Listen to the people who are being oppressed, because their voices are key. Stand in solidarity with them, let them lead, and also watch this excellent video about being an ally (with a bonus defintion of what privilege is!):

Listen to black Americans. Don’t try to replace #BlackLivesMatter with #AllLivesMatter, because the black community is the one being targeted here, they’re the ones being hurt. They’re the ones watching their loved ones get beaten, arrested, and shot down in the streets by police and then watching the officers walk away. Don’t be like the NYPD police union, who kept reciting the fact that the officer who killed Eric Garner was an Eagle Scout and therefore somehow incapable of error. It’s obvious not all cops are the devil incarnate, and feeling the need to say that takes away from the fact that there is a real and serious problem with the way our country is policed. It takes away from the fact that protestors are being tear-gased and beaten, it takes away from the fact that people are dying. It hearkens back to the #NotAllMen campaign that took place after the Eliot Rodger shooting in California, which was met, in turn with #YesAllWomen. Stop trying to make things about you that aren’t. Instead, open your mind and do what you can to help.

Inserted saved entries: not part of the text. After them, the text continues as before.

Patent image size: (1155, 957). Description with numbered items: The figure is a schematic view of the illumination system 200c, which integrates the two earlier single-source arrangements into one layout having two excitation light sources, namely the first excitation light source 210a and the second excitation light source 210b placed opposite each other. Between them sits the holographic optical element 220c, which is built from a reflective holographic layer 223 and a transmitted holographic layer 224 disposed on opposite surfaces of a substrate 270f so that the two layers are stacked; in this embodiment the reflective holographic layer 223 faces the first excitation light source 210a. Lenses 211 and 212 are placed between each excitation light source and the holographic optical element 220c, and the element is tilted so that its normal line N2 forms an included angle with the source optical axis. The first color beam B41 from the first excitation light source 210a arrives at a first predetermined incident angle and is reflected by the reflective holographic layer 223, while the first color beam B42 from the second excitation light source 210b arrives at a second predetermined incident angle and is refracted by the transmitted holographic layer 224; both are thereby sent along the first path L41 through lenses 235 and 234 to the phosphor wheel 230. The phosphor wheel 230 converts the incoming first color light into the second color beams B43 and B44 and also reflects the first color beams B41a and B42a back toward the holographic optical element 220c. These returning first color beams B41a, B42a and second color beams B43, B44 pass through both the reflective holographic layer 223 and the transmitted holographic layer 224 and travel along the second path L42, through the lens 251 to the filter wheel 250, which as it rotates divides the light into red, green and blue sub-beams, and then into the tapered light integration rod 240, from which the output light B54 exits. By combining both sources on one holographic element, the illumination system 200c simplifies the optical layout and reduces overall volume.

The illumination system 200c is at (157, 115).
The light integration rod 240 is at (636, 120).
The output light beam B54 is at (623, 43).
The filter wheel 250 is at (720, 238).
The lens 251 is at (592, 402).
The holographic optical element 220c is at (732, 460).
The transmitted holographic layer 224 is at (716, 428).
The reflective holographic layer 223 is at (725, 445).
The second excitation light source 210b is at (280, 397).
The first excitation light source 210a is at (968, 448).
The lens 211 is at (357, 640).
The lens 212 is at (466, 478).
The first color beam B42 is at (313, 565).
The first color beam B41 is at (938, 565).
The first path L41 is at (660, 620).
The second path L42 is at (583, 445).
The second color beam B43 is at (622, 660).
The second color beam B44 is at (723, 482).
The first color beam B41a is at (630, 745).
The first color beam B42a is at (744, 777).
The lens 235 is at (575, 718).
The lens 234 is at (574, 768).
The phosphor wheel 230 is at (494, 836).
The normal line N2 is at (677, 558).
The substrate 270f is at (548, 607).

So sit down, America. Listen. And when you’re sitting there watching Mockingjay or any other similar movie, remember there are real people out there who deserve your ear, your compassion, and your support. Literature is so often a reflection of our society, and if the Hunger Games trilogy is any indication, we need to get busy fixing things. As my favorite band Bastille might say, your voice is a weapon, and we need all of them to start making change happen. There is hope for a better America and hope for a better world, but that hope is in the hands of people, in the human race’s power to change things. It’s time to stop backtracking, and instead, move forward.